A friend called today, to ask how I was (knowing it was your birthday) and I answered "just fine, I'm doing fine", and that was an honest answer! I was fine and I am fine, cause I know you are fine, more than fine- you are amazing, thriving and thrilled to be on your mission. I will admit over the past year we talk about you every single day, it's like you are still here. We always say things like "wouldn't Bryce love this" or "remember when Bryce did..." or "I wonder what Bryce would do/think". You are in our constant thoughts and in our every prayer. But we are all very positive and excited and just simply miss your company.
For the first 3 days after you had left on your mission, I cried... a lot. It was like you had left, forever. Coming home from the airport was really hard. I didn't want to talk to anyone, in fact I didn't answer the phone. It didn't help that I had to wash your clothing, unmake your bed and put away your computer etc. But after a few days, that peace came back (or perhaps never left). I knew you were right where your Heavenly Father wanted you to be, and I knew you were going to be OK, in-fact, I never doubted it, not even for a second. I in all honesty was so grateful for such an amazing son who would be willing to make such a sacrifice. I often wondered if I would be willing to do such a thing. I felt so grateful for what an example and loving brother you have been to your little brothers, you are larger than life to all of them, they really look up to you.

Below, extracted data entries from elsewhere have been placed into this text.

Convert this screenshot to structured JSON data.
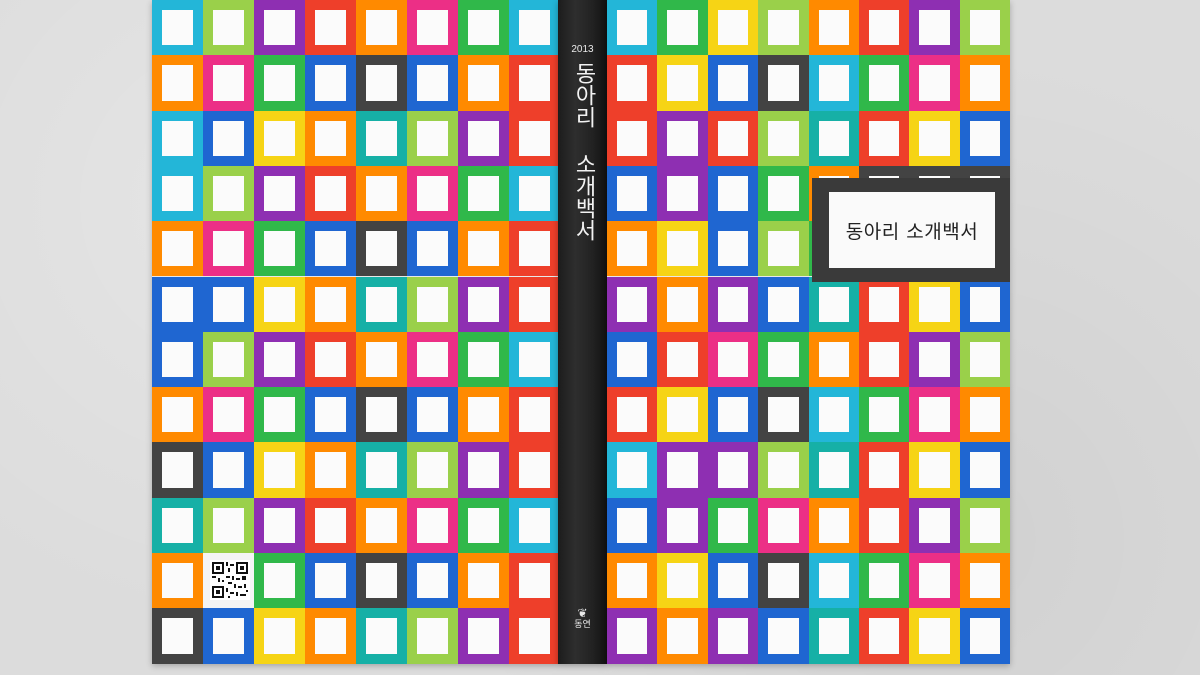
{
  "book": {
    "year": "2013",
    "spine_title": "동아리 소개백서",
    "cover_title": "동아리 소개백서",
    "publisher": "동연",
    "publisher_mark": "❦"
  },
  "palette": {
    "white": "#f4f4f4",
    "pink": "#ec2f86",
    "purple": "#8e2fb2",
    "orange": "#ff8a00",
    "red": "#ee3f2a",
    "yellow": "#f6d415",
    "green": "#30b84a",
    "lime": "#9ad04a",
    "cyan": "#23b6d8",
    "blue": "#1f66d1",
    "teal": "#16b0a6",
    "gray": "#434343"
  },
  "back_grid": [
    [
      "cyan",
      "lime",
      "purple",
      "red",
      "orange",
      "pink",
      "green",
      "cyan"
    ],
    [
      "orange",
      "pink",
      "green",
      "blue",
      "gray",
      "blue",
      "orange",
      "red"
    ],
    [
      "cyan",
      "blue",
      "yellow",
      "orange",
      "teal",
      "lime",
      "purple",
      "red"
    ],
    [
      "cyan",
      "lime",
      "purple",
      "red",
      "orange",
      "pink",
      "green",
      "cyan"
    ],
    [
      "orange",
      "pink",
      "green",
      "blue",
      "gray",
      "blue",
      "orange",
      "red"
    ],
    [
      "blue",
      "blue",
      "yellow",
      "orange",
      "teal",
      "lime",
      "purple",
      "red"
    ],
    [
      "blue",
      "lime",
      "purple",
      "red",
      "orange",
      "pink",
      "green",
      "cyan"
    ],
    [
      "orange",
      "pink",
      "green",
      "blue",
      "gray",
      "blue",
      "orange",
      "red"
    ],
    [
      "gray",
      "blue",
      "yellow",
      "orange",
      "teal",
      "lime",
      "purple",
      "red"
    ],
    [
      "teal",
      "lime",
      "purple",
      "red",
      "orange",
      "pink",
      "green",
      "cyan"
    ],
    [
      "orange",
      "white",
      "green",
      "blue",
      "gray",
      "blue",
      "orange",
      "red"
    ],
    [
      "gray",
      "blue",
      "yellow",
      "orange",
      "teal",
      "lime",
      "purple",
      "red"
    ]
  ],
  "front_grid": [
    [
      "cyan",
      "green",
      "yellow",
      "lime",
      "orange",
      "red",
      "purple",
      "lime",
      "teal"
    ],
    [
      "red",
      "yellow",
      "blue",
      "gray",
      "cyan",
      "green",
      "pink",
      "orange",
      "white"
    ],
    [
      "red",
      "purple",
      "red",
      "lime",
      "teal",
      "red",
      "yellow",
      "blue",
      "white"
    ],
    [
      "blue",
      "purple",
      "blue",
      "green",
      "orange",
      "gray",
      "gray",
      "gray",
      "gray"
    ],
    [
      "orange",
      "yellow",
      "blue",
      "lime",
      "green",
      "gray",
      "gray",
      "gray",
      "gray"
    ],
    [
      "purple",
      "orange",
      "purple",
      "blue",
      "teal",
      "red",
      "yellow",
      "blue",
      "white"
    ],
    [
      "blue",
      "red",
      "pink",
      "green",
      "orange",
      "red",
      "purple",
      "lime",
      "teal"
    ],
    [
      "red",
      "yellow",
      "blue",
      "gray",
      "cyan",
      "green",
      "pink",
      "orange",
      "white"
    ],
    [
      "cyan",
      "purple",
      "purple",
      "lime",
      "teal",
      "red",
      "yellow",
      "blue",
      "white"
    ],
    [
      "blue",
      "purple",
      "green",
      "pink",
      "orange",
      "red",
      "purple",
      "lime",
      "teal"
    ],
    [
      "orange",
      "yellow",
      "blue",
      "gray",
      "cyan",
      "green",
      "pink",
      "orange",
      "white"
    ],
    [
      "purple",
      "orange",
      "purple",
      "blue",
      "teal",
      "red",
      "yellow",
      "blue",
      "white"
    ]
  ]
}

I haven't cried since those first three days... until tonight. We made a cake in your honor,(Cameron tried to get us to take everyone out to dinner in your honor as well, ha ha-nice try Cameron). The kids were so excited to find African animals and decorate your cake. We all stood around the counter and sang to you, we sang Happy Birthday and half way through the song, I lost it. I must admit I'm struggling right now, but know that tomorrow when I wake up, I'll be fine again. The truth is, I am so happy!
I am happy to be your mother, I'm happy for all I've learned being your mother and for our family. I am happy for the exciting changes that lie ahead in your future. I share joy in your success on your mission and am so proud of your growth. You've encouraged us all to try a little harder and I've seen the blessings from it, especially in your brothers.
So, happy birthday son, it certainly will be a memorable one, the people of Africa are lucky to have you.